At the spring meetings of the International Monetary Fund and World Bank earlier this month, the world’s finance ministers and central bankers congratulated each other on progress in curbing inflation and reviving post-pandemic economic growth. But they also acknowledged an excess of unfinished work — in particular, on improving financial stability, restoring fiscal discipline and fighting climate change.
Governments need to see that these tasks, each vital in its own right, are linked. Fiscal control is essential for financial stability, and better carbon-abatement policies can strengthen fiscal control. In a year of multiple elections, with more weight than usual given to empty promises and short-term calculations, getting this right won’t be easy. But the fact remains: These problems will most likely be solved together or not at all.
The pandemic drove public borrowing up almost everywhere. Governments spent heavily to cushion their economies as stalled output and employment reduced revenue. In much of the world, efforts to rein in the resulting surge of public debt have barely begun. Current policy is not yet on track to stabilize the ratio of debt to gross domestic product at its pre-pandemic level.
Higher debt makes economies more financially fragile, not just because it seeds doubt about a government’s ability to meet its obligations, but also because it limits the scope for new stimulus when the next big shock comes around. Granted, advanced economies like the US and most of the European Union have more leeway. For a while, they can get away with mounting debt because investors are slow to question their creditworthiness. That’s a luxury denied to many emerging-market economies, where the risks of fiscal and financial distress are more immediate.Climate change heightens these dangers. The transition to clean energy requires enormous public investment in electricity generation and distribution, in addition to the far larger expense of mitigating the damage caused by rising temperatures. Further delay will increase the public and private costs more quickly, while investing too little in the green transition is a woefully false economy.Equally important, smart reforms in taxation and government spending can accelerate this effort and promote short-term fiscal control at the same time. In many countries, fossil-fuel subsidies are still a major (and growing) public outlay. They amounted to a staggering $7 trillion in 2022, equivalent to roughly 7% of global output. These subsidies are partly explicit (in the form of payments to offset the cost of producing energy) and partly implicit (in the form of pricing systems that ignore environmental damage and fail to tax emissions appropriately). Taken together, they neutralize other efforts to curb emissions via regulation and other direct controls — and dig heavily indebted governments into an even deeper hole.

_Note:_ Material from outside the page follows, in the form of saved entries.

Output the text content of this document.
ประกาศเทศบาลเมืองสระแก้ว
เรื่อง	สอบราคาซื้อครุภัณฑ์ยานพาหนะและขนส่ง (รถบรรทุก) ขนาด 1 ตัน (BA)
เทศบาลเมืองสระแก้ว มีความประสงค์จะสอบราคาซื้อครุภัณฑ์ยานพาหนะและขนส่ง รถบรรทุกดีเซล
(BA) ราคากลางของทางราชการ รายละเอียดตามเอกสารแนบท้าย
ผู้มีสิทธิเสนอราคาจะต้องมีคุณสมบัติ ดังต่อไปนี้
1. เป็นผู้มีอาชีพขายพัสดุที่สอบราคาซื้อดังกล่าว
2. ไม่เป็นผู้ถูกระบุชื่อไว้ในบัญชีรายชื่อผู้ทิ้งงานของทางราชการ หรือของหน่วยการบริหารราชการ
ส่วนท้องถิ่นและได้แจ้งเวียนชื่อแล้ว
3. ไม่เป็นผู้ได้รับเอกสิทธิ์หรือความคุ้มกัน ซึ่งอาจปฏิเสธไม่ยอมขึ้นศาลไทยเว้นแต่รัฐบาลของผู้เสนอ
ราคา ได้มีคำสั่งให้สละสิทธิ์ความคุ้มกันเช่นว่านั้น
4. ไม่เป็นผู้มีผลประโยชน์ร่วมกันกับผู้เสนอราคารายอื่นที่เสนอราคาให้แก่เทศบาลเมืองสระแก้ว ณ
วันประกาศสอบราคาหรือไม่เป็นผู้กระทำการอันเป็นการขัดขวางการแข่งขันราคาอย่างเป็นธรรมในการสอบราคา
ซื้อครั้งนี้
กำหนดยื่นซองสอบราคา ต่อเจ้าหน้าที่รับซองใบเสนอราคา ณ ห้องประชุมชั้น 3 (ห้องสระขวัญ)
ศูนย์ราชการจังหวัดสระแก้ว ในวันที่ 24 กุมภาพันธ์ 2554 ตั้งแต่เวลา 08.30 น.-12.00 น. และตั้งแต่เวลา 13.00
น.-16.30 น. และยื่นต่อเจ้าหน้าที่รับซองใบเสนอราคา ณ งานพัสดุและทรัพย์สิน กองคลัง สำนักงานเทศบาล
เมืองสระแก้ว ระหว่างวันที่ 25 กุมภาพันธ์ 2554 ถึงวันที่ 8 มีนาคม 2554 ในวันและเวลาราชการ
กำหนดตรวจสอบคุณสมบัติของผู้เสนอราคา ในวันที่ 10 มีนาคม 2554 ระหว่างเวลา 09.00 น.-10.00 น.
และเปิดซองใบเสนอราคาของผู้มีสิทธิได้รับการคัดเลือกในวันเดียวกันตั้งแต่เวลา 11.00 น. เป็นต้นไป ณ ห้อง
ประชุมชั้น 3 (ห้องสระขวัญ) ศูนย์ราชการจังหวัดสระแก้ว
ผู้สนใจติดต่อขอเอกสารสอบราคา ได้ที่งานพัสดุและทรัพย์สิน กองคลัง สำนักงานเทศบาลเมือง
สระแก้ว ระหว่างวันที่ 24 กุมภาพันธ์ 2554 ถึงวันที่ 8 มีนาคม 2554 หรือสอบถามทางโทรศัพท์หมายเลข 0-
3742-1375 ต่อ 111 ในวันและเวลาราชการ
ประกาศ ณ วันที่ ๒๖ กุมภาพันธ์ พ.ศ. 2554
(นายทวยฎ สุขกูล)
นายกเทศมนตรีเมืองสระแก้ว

Fiscal prudence is especially urgent for poorer countries. As a proportion of GDP, emerging-market economies have lower environmental taxes and much higher fossil-fuel subsidies than advanced economies. If they dialed down their subsidies and raised more money through excise taxes on fossil fuels — a kind of revenue that’s relatively easy to collect — they’d discourage carbon emissions while improving their budgets and promoting financial stability.For rich and poor countries alike, pursuing all three goals at once is not just necessary, but a matter of hardheaded self-interest.